Last year, law firms in the U.S. tried to stop movie piracy by forcing people to pay thousands of dollars ‘or else.’ Apparently the U.S. isn’t a large enough pool of people to intimidate, so now they’re coming to Canada.
After targeting tens of thousands of U.S. Internet users alleged to have downloaded and shared the Oscar-winning movie The Hurt Locker, the movie’s makers have expanded their settlement business into new territory. Three Canadian ISPs have now been ordered by a court to hand over the personal details of their subscribers to Voltage Pictures.
“What makes this a particularly noteworthy case is it’s the first big peer-to-peer copyright litigation in Canada in a number of years,” said Michael Geist, a law professor at the University of Ottawa who holds a Canada Research Chair in internet and e-commerce law.
Geist said under existing Canadian copyright law, defendants could be liable for up to $20,000 in damages.

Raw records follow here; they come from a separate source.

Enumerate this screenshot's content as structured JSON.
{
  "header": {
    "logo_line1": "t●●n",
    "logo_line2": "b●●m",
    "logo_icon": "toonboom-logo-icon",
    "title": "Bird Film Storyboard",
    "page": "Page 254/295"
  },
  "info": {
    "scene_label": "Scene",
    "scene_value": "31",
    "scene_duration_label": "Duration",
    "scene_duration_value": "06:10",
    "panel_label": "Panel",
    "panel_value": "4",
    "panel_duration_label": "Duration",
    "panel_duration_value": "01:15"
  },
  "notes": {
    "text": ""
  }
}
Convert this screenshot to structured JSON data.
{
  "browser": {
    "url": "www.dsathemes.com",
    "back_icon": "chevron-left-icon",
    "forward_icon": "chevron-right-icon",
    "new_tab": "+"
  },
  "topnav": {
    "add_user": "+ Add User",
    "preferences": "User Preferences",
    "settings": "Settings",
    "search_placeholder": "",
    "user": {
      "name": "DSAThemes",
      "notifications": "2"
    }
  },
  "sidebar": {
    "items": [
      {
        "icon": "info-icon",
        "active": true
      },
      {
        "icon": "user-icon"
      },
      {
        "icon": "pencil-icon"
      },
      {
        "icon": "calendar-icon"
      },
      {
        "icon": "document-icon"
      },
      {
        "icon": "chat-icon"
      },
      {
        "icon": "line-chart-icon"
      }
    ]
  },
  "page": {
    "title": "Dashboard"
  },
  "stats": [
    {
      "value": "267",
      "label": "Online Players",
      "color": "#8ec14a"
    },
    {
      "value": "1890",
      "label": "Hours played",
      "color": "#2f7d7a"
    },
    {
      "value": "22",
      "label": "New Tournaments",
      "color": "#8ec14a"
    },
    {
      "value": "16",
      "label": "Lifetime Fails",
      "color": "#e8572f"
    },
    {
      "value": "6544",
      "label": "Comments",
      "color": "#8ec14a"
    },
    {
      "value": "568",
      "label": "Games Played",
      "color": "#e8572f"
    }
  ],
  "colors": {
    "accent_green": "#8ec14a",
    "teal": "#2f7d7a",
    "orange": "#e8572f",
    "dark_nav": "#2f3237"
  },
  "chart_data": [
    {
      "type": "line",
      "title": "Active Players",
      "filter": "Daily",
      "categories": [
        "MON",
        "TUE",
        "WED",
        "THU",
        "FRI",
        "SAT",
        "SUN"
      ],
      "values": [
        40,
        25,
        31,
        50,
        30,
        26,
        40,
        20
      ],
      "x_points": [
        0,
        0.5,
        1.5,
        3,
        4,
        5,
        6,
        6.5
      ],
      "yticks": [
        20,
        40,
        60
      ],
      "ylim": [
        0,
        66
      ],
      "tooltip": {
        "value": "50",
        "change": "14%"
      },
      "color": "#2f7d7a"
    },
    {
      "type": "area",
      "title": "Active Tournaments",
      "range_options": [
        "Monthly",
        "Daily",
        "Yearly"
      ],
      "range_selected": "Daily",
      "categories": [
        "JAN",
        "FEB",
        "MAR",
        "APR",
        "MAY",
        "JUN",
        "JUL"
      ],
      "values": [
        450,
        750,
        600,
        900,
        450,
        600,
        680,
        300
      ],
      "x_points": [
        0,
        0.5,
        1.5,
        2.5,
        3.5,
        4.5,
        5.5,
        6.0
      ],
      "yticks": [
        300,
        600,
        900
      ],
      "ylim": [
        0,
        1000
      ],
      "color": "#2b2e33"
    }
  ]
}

Bell, Cogeco and Vidéotron received a federal court order Aug. 29, signed by Judge Michel Shore, ordering them to provide the names and addresses of accused customers within two weeks. The customers in question are linked to internet addresses called IP addresses that are alleged to have been used to illegally copy and distribute the movie using peer-to-peer file-sharing applications.